Rhonda Roff is a board member for Save Our Creeks, which is a plaintiff in the case.
Swimming hole along Fisheating Creek
"It is a slap in the face that the public is having to spend this amount of money, in the name of restoration, which is going to prevent people from using that very resource."
Lykes Brothers has been trying to block Fisheating
Creek since 1989, when the company placed fallen cypress
trees across the navigation channel and posted "no
trespassing" signs. A jury later ruled the creek was
navigable, and said Lykes could not prevent public
access to the water.

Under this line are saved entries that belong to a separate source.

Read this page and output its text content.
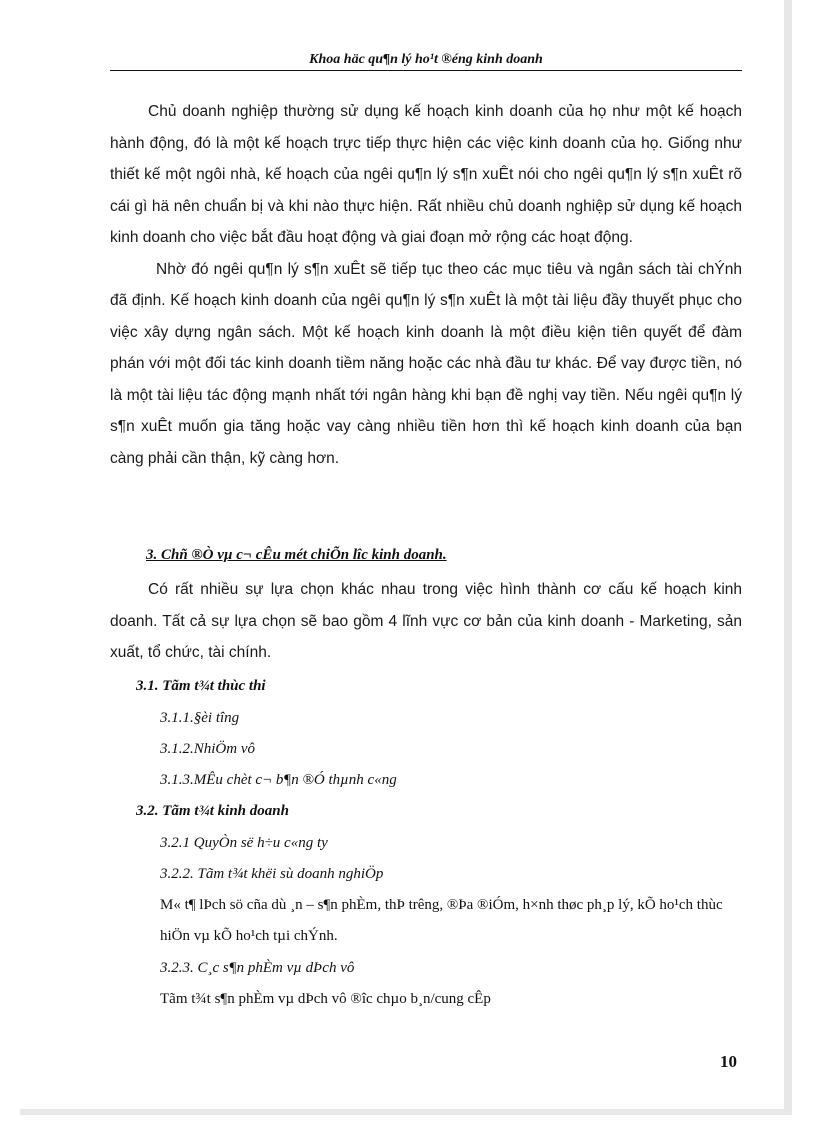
Khoa häc qu¶n lý ho¹t ®éng kinh doanh

Chủ doanh nghiệp thường sử dụng kế hoạch kinh doanh của họ như một kế hoạch hành động, đó là một kế hoạch trực tiếp thực hiện các việc kinh doanh của họ. Giống như thiết kế một ngôi nhà, kế hoạch của ngêi qu¶n lý s¶n xuÊt nói cho ngêi qu¶n lý s¶n xuÊt rõ cái gì hä nên chuẩn bị và khi nào thực hiện. Rất nhiều chủ doanh nghiệp sử dụng kế hoạch kinh doanh cho việc bắt đầu hoạt động và giai đoạn mở rộng các hoạt động.

Nhờ đó ngêi qu¶n lý s¶n xuÊt sẽ tiếp tục theo các mục tiêu và ngân sách tài chÝnh đã định. Kế hoạch kinh doanh của ngêi qu¶n lý s¶n xuÊt là một tài liệu đầy thuyết phục cho việc xây dựng ngân sách. Một kế hoạch kinh doanh là một điều kiện tiên quyết để đàm phán với một đối tác kinh doanh tiềm năng hoặc các nhà đầu tư khác. Để vay được tiền, nó là một tài liệu tác động mạnh nhất tới ngân hàng khi bạn đề nghị vay tiền. Nếu ngêi qu¶n lý s¶n xuÊt muốn gia tăng hoặc vay càng nhiều tiền hơn thì kế hoạch kinh doanh của bạn càng phải cần thận, kỹ càng hơn.

3. Chñ ®Ò vµ c¬ cÊu mét chiÕn lîc kinh doanh.

Có rất nhiều sự lựa chọn khác nhau trong việc hình thành cơ cấu kế hoạch kinh doanh. Tất cả sự lựa chọn sẽ bao gồm 4 lĩnh vực cơ bản của kinh doanh - Marketing, sản xuất, tổ chức, tài chính.

3.1. Tãm t¾t thùc thi
3.1.1.§èi tîng
3.1.2.NhiÖm vô
3.1.3.MÊu chèt c¬ b¶n ®Ó thµnh c«ng
3.2. Tãm t¾t kinh doanh
3.2.1 QuyÒn së h÷u c«ng ty
3.2.2. Tãm t¾t khëi sù doanh nghiÖp
M« t¶ lÞch sö cña dù ¸n – s¶n phÈm, thÞ trêng, ®Þa ®iÓm, h×nh thøc ph¸p lý, kÕ ho¹ch thùc hiÖn vµ kÕ ho¹ch tµi chÝnh.
3.2.3. C¸c s¶n phÈm vµ dÞch vô
Tãm t¾t s¶n phÈm vµ dÞch vô ®îc chµo b¸n/cung cÊp
10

The state restored the channel in
2010 to reopen it for boaters and wildlife.
David Guest, an attorney for
Earthjustice who is representing the plaintiffs in
the lawsuit, points out that now, two years later,
the state is using tax dollars to undo the restoration
project and keep boaters out.
"It's obviously got Lykes' fingerprints all over it. The
state builds roads across the marsh so that they can
transport sand from Lykes Brothers' property to fill the
channel and stop people from using it."
Environmental groups such as Save Our Creeks also
question the impact that blocking the navigation channel
would have on water quality and wildlife.